Tours of the fort will not resume until the spring, however we were able to explore the grounds.  The grounds were wonderful. The fort was covered in snow and there was something beautifully eerie about the place.

A view of Bucksport from the fort

 One of the batteries was even open! Christopher and I had quite a bit of fun exploring. 

After our run around the grounds we explored the neighboring town of Bucksport. We browsed through the local bookstore BookStacks (where I befriended the owner’s cat) and Christopher finally 
 bought a pair of snow boots from winter clothing shop. 
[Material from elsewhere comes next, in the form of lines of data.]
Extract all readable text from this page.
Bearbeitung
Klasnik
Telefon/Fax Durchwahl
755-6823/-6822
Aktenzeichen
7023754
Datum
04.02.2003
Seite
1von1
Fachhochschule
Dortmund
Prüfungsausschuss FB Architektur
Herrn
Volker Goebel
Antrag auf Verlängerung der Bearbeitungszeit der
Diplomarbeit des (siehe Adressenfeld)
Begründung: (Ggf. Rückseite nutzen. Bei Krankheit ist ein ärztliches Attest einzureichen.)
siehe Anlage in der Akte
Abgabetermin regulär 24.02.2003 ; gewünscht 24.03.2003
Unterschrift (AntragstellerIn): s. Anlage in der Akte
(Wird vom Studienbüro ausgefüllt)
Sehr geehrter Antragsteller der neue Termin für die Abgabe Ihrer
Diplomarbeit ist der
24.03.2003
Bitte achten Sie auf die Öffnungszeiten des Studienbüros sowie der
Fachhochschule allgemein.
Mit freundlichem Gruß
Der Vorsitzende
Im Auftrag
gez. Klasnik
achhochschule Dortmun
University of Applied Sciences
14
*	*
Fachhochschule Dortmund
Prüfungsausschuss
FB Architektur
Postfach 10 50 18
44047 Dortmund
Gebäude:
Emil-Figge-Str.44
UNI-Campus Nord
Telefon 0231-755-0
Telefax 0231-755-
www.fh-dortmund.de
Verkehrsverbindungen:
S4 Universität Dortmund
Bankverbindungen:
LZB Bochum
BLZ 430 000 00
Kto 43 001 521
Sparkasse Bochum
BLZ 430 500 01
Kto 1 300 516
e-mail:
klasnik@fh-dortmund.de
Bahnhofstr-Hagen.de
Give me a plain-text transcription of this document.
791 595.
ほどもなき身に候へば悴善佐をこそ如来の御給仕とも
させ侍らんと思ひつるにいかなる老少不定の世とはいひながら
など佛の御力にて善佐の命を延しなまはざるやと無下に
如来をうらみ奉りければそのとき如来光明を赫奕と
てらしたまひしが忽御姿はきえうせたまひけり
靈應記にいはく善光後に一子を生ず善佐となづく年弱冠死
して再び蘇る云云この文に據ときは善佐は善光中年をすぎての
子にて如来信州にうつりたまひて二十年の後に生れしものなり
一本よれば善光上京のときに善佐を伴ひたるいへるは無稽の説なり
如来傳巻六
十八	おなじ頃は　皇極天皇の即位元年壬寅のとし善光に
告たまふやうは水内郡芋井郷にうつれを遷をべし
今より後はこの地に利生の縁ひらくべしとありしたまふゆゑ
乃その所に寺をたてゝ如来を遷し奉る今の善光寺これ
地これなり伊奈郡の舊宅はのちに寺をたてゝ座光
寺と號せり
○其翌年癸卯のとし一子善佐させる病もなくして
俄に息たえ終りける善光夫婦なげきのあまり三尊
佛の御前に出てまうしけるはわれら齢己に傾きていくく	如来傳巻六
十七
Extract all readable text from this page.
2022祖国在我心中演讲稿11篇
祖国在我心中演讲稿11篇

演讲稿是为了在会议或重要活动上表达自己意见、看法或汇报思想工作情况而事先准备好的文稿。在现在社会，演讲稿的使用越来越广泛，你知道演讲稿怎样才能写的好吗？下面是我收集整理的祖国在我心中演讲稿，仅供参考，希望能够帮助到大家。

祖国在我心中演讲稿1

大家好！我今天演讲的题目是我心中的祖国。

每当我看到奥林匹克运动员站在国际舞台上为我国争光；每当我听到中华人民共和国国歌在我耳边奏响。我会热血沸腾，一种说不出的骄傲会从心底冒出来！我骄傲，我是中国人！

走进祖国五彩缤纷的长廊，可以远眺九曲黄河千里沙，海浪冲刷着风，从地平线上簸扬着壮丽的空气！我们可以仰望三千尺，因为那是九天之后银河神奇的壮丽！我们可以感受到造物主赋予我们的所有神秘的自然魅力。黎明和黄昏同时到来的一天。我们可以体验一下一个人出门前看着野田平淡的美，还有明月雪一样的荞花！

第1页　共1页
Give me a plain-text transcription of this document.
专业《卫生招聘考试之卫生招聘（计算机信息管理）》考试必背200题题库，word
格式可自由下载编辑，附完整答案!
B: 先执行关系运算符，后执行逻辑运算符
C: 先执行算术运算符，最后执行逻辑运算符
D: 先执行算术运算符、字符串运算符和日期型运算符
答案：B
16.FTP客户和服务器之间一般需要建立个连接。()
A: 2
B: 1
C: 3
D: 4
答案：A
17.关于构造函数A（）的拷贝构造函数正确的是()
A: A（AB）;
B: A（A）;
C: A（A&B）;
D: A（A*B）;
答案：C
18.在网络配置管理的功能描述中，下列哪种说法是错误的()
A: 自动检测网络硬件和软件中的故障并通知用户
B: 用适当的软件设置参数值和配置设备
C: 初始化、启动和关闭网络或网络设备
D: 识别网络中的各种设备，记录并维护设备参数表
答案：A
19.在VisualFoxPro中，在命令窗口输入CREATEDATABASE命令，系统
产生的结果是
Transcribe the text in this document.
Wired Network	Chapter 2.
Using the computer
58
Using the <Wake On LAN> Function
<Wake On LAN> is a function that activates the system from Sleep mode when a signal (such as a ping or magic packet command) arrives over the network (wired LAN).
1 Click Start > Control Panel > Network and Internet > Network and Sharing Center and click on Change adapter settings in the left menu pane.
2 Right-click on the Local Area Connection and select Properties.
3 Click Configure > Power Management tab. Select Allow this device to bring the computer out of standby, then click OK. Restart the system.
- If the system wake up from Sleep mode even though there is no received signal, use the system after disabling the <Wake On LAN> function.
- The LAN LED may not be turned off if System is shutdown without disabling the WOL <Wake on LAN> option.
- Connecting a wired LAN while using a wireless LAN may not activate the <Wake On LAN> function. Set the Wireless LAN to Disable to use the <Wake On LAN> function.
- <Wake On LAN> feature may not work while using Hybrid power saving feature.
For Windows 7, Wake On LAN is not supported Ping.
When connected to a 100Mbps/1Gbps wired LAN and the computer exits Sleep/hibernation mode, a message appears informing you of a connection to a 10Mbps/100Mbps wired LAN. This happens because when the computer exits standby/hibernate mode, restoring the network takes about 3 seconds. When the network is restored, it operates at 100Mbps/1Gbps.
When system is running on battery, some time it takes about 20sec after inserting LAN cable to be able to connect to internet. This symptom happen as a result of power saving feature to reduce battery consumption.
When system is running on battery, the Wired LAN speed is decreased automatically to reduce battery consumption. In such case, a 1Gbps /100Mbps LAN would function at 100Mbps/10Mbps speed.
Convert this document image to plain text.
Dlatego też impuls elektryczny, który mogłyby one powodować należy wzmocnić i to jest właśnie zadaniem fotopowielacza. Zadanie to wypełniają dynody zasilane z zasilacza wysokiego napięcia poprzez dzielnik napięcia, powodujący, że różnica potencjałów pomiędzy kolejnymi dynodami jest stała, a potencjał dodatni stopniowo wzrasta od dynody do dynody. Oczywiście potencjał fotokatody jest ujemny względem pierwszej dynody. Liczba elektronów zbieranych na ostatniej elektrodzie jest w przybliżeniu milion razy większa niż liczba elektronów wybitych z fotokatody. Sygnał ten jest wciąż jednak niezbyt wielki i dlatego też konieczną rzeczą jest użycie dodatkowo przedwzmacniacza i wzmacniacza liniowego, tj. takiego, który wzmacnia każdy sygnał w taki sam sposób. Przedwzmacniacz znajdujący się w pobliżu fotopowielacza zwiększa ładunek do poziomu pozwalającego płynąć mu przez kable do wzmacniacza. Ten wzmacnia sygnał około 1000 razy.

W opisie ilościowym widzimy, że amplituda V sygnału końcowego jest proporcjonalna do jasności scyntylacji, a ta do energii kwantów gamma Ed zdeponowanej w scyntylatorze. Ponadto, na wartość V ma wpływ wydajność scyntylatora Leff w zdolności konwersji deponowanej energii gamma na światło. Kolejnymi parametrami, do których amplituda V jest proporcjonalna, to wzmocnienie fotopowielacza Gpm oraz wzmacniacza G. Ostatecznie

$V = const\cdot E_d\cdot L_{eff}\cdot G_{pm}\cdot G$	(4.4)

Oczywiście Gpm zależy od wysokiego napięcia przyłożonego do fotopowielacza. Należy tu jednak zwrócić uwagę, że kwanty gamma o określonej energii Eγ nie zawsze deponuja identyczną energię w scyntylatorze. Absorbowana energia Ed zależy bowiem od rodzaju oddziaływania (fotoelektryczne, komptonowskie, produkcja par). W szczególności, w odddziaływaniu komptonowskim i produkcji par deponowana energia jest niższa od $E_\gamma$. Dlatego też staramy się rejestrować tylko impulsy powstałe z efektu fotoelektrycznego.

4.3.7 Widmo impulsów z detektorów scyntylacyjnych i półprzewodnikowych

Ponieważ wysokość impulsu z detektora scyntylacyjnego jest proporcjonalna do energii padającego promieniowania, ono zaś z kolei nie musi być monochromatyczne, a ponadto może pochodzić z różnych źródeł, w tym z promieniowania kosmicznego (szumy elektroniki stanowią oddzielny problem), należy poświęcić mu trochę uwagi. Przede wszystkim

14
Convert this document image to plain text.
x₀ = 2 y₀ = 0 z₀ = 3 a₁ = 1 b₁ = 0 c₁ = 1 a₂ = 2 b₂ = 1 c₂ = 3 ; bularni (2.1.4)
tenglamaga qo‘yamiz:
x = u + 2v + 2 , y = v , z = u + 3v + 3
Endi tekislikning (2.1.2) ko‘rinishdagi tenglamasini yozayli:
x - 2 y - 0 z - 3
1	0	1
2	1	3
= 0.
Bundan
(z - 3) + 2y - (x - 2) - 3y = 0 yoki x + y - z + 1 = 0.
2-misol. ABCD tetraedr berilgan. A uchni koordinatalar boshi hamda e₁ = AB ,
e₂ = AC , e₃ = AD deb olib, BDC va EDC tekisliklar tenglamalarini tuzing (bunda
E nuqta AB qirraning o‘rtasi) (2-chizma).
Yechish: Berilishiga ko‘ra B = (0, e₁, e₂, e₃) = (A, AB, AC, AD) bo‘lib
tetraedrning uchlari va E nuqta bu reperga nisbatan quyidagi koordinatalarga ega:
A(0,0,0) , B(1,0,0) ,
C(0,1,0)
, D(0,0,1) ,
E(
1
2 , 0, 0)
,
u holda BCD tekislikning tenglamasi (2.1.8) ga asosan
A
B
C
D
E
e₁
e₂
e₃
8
We also visited the Buck Memorial Library which was donated in the memory of Richard Pike Buck by his wife and daughter. The Library contained original records from the town of Bucksport (established in 1763) and some fantastic old family portraits.  

After our rendezvous in town we searched for the supposedly cursed tomb of founder Colonel Jonathan Buck. A woman was accused of witchcraft and was brought before Colonel Buck. She was tried and sentenced (there has been debate as to whether she was hung or burned on the stake). The woman announced that if she was killed she would forever dance on the tomb of the colonel.  Colonel Buck soon died and his grave was marked by an ordinary tombstone. In 1852 his descendants decided to erect a larger granite memorial in his honor.
One morning the unmistakable mark of a leg and a foot appeared on the front of the monument. The townspeople first thought that the memorial had been vandalized. They attempted to clean the memorial, but it did not work. The memorial was replaced three times but the mark always reappeared.
Now I do not believe in ghost stories, but I was determined to find the tomb for my sister’s sake. It turns out the Bucksport has A LOT of cemeteries- a least five in town plus more on the outskirts. We went to the wrong cemetery but I was still able to capture these rather haunting photos of an old cemetery at sunset during the dead of winter. 

 Yesterday was fantastic and I am eager to explore more!